Esto nos permite reconocer que el problema de nuestro país no es principalmente económico, y tampoco exclusivamente político, sino social, y más precisamente moral y espiritual. La cultura de nuestra sociedad, aunque posea muchos rasgos positivos, está marcada por algunas malas costumbres que se transmiten de generación en generación. Esto mismo hace que yo pueda criticar a un político, pero, si se diera la ocasión, aceptaría el dinero que él me ofrece para taparme la boca.

 

Es fácil advertir que en una sociedad que se ha vuelto viciosa de esta manera no puede haber un futuro muy promisorio, y que las etapas de recuperación serán siempre circunstanciales y pasajeras.

 

 

Los candidatos a suceder a los políticos, a los jueces y empresarios actuales, difícilmente obrarán de otra manera, aun cuando hablen muy bien, aunque sean sumamente críticos, y por más que sepan ofrecer un diagnóstico perfecto de los problemas actuales.
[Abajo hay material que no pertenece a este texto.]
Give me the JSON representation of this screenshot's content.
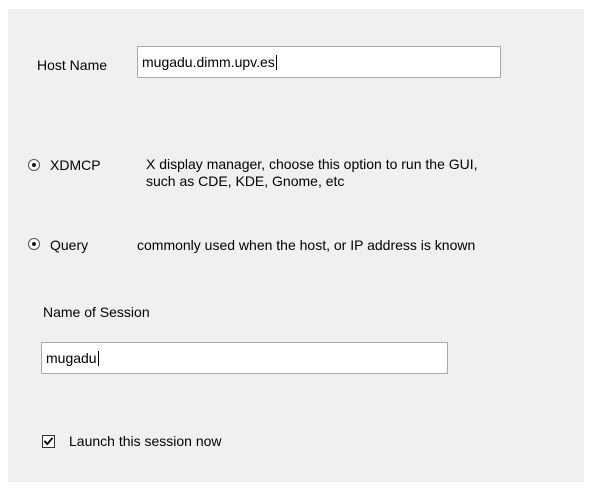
{
  "host": {
    "label": "Host Name",
    "value": "mugadu.dimm.upv.es"
  },
  "options": {
    "xdmcp": {
      "label": "XDMCP",
      "description_line1": "X display manager, choose this option to run the GUI,",
      "description_line2": "such as CDE, KDE, Gnome, etc",
      "selected": true
    },
    "query": {
      "label": "Query",
      "description": "commonly used when the host, or IP address is known",
      "selected": true
    }
  },
  "session": {
    "label": "Name of Session",
    "value": "mugadu"
  },
  "launch": {
    "label": "Launch this session now",
    "checked": true
  },
  "colors": {
    "panel_background": "#f0f0f0",
    "page_background": "#ffffff",
    "field_border": "#a9a9a9"
  }
}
Si se van todos, vienen otros parecidos.

 

Los nuevos rechazarán ciertos comportamientos sólo porque han estado al servicio de un proyecto o de una ideología que no comparten, pero tolerarán y disimularán esos mismos comportamientos si están al servicio del propio proyecto o de la propia ideología.

 

Reconozcamos, sin embargo, que la inmoralidad en la política es superior a la del común de la población, porque la trama cultural del pueblo no está tan corrompida como las estructuras políticas.

 

El problema es que, si alguien tiene alguna inclinación a la corrupción, al insertarse en una estructura política esa inclinación se convierte rápidamente en un vicio.

 

Pero ¿quién se preocupa hoy por ir más allá de la queja y comenzar a fomentar eficazmente los grandes valores de una sociedad sana? ¿Quién se ocupa de buscar los medios para promover la honestidad cotidiana, el compromiso con la palabra dada, la fidelidad, el sacrificio por el otro, el trabajo limpio? Si única respuesta que se nos ocurre es “nadie”, cabe preguntarnos quiénes deberían hacerlo.